ON REHEARING EN BANC
WALSH, Justice:Following issuance of the principal opinion in this case, the Court granted the State’s motion for rehearing en banc. Our decision to grant rehearing was prompted by the State’s concern that our conclusion that Krewson had not made a knowing and intelligent election to enter the First Offender’s Program is premised on a holding that a defendant who pleads guilty to an initial offense, or who enters the First Offender’s Program, is entitled to be informed of any enhanced penalty which results from a subsequent offense. We believe the State reads too much into our decision but to the extent such an inference is arguable a clarification is desirable.

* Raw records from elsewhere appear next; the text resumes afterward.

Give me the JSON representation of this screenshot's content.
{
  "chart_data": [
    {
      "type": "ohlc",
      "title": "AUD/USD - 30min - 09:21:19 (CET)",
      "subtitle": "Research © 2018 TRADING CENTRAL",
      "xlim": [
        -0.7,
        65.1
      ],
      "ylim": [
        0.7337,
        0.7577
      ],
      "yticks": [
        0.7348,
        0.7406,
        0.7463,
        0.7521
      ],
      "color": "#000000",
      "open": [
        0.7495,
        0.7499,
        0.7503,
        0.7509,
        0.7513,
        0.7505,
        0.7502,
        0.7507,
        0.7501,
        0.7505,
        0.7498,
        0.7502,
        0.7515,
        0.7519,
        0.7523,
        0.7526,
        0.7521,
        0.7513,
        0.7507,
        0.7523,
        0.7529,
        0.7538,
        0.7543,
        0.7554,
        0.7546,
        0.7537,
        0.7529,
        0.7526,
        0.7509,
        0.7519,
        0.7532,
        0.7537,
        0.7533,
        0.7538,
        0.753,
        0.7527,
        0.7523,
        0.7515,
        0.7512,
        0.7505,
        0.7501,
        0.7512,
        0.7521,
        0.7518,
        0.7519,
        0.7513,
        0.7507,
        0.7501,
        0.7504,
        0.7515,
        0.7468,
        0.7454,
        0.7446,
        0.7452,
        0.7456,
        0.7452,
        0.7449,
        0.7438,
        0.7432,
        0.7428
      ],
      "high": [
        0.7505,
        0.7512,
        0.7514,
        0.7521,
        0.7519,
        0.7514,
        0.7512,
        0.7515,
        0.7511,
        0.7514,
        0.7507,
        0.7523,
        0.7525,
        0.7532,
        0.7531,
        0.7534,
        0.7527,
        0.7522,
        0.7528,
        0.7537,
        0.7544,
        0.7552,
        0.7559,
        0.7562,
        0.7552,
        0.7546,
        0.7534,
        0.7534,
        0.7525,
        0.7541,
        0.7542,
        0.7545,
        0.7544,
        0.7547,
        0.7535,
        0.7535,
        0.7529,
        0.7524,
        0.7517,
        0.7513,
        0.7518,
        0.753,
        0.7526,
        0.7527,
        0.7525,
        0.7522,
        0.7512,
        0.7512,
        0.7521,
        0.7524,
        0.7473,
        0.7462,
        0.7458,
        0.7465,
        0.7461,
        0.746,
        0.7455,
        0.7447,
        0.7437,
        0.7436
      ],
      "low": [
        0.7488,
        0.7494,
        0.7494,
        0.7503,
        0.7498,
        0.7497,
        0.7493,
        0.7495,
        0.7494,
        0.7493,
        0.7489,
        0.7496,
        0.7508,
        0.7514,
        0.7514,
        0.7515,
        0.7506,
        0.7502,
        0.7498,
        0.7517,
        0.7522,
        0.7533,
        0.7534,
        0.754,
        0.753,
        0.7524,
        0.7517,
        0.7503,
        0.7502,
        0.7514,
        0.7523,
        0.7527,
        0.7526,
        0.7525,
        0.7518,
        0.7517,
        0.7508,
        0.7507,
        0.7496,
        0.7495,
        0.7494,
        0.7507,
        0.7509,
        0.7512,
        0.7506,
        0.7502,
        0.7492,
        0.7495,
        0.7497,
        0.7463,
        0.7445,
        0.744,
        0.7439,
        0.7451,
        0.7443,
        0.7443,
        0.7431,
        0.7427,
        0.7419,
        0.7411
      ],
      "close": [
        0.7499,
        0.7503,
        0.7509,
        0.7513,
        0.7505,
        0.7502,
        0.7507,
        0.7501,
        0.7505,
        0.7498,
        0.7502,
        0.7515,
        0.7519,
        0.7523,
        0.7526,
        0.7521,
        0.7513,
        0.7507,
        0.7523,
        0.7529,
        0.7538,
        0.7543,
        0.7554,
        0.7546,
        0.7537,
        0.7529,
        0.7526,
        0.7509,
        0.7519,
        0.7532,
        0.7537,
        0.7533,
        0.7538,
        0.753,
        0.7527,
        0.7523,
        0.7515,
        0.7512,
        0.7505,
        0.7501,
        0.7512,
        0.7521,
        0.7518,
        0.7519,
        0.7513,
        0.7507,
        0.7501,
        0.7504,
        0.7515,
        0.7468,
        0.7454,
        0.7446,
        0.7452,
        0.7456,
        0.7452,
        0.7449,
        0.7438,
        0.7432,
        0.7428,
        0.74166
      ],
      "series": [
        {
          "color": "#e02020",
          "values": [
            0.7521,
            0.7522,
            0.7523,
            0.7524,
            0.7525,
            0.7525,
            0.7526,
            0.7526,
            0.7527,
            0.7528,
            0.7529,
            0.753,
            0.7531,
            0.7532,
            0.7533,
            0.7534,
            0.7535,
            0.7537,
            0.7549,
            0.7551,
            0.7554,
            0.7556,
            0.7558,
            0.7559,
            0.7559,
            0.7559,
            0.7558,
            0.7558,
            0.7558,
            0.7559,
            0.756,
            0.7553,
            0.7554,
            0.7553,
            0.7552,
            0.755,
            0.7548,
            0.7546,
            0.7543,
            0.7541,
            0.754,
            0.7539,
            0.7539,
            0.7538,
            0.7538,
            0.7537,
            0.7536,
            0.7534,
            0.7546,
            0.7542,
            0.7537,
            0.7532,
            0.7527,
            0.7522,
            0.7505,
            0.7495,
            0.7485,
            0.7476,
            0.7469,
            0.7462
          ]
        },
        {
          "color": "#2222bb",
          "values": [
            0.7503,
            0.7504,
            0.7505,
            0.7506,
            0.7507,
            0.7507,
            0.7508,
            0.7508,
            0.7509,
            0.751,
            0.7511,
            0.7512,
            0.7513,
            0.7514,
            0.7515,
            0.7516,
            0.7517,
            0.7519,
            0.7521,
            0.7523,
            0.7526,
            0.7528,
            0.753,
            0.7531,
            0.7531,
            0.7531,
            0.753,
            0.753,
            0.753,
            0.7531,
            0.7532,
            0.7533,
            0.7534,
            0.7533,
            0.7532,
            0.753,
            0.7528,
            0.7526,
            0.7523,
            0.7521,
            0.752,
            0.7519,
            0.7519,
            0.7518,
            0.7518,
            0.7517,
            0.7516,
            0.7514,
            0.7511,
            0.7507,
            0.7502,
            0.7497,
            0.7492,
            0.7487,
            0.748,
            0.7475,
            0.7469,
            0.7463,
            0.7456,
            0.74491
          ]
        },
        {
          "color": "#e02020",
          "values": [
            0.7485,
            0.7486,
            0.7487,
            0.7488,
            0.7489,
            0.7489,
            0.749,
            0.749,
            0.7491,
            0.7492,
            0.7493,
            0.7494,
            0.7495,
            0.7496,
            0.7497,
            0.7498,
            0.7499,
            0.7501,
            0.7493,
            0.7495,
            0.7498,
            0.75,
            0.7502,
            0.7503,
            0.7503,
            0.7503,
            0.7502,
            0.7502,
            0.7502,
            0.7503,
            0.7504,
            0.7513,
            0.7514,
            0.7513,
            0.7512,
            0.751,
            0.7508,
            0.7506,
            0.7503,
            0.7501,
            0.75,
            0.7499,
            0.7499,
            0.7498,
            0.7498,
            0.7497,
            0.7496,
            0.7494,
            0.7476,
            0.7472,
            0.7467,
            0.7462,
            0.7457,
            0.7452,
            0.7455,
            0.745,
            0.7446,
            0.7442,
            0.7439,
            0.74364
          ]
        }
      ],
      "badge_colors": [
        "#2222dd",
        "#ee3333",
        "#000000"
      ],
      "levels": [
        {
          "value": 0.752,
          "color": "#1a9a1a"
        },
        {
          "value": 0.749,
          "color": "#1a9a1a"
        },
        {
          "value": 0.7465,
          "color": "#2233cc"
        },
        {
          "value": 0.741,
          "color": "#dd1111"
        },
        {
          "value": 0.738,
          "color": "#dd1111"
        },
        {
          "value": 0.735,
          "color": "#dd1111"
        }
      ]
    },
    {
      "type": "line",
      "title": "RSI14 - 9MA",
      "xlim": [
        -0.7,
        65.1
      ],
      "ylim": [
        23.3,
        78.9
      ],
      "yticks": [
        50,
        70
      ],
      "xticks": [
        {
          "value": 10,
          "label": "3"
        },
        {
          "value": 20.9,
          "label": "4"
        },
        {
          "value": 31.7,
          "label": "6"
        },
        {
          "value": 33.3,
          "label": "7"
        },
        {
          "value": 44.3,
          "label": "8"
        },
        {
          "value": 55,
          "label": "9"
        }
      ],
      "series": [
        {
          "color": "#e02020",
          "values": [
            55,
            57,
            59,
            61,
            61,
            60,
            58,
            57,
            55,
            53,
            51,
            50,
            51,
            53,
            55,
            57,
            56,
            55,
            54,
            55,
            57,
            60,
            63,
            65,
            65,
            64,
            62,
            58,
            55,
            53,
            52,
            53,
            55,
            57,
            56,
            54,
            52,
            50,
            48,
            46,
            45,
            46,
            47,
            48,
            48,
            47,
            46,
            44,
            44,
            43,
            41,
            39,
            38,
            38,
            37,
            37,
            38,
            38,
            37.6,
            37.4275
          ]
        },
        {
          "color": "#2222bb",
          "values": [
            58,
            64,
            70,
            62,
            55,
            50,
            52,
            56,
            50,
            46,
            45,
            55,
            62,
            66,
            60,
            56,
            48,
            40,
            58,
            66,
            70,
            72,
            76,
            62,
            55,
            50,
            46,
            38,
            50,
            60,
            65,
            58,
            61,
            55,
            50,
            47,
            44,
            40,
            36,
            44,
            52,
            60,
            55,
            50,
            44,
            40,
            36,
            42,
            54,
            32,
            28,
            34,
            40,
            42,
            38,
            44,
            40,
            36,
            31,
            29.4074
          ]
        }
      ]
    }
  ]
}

Our holding that Krewson did not make a knowing election to enter the First Offender’s Program is based on the uncontra-dicted evidence that he had never appeared before a judicial officer or participated in any formal judicial proceeding. Instead, he was processed and referred to a driving course without an awareness that he had been subjected to a judicial proceeding. It is our understanding that such a procedure is no longer used and that since 1983 each court has required the election to First Offender’s Program to take place only at arraignment, as 21 Del.C. § 4177B(a) provides. A defendant is also now required to execute a written form which, inter alia, advises him that certain penal sanctions will result upon his failure to successfully complete the First Offender’s Program or if he is convicted of driving under the influence within five years. The form in question conveys the clear impression that the diversion program has the equivalence of a “conviction” for purposes of future jeopardy.
Although diversion to a First Offender’s Program is not a conviction for immediate sentencing purpose it has that effect for second offender status. While Krewson was charged with constructive knowledge of that result, in the sense that he could not be in ignorance of the statute, the circumstances of his diversion did not provide him with the knowledge essential to make that election. In the absence of an arraignment, and the participation of a judicial officer, Krewson was not chargeable with notice that he was being administratively diverted into a program which subjected him to a “conviction” equivalent. A defendant is not charged with knowledge of a penal statute if he is misled concerning whether the statute is not being applied.
Where a defendant has been formally charged and arraigned and is under no illusion that he has entirely avoided the judicial process with none of its statutorily imposed sanctions, there is clearly no requirement that he be informed of every contingency, including subsequent offenses, which might result in penalty enhancement. Nothing in our principal opin*844ion, which was directed to an aberrational occurrence under a discarded procedure, suggests the contrary.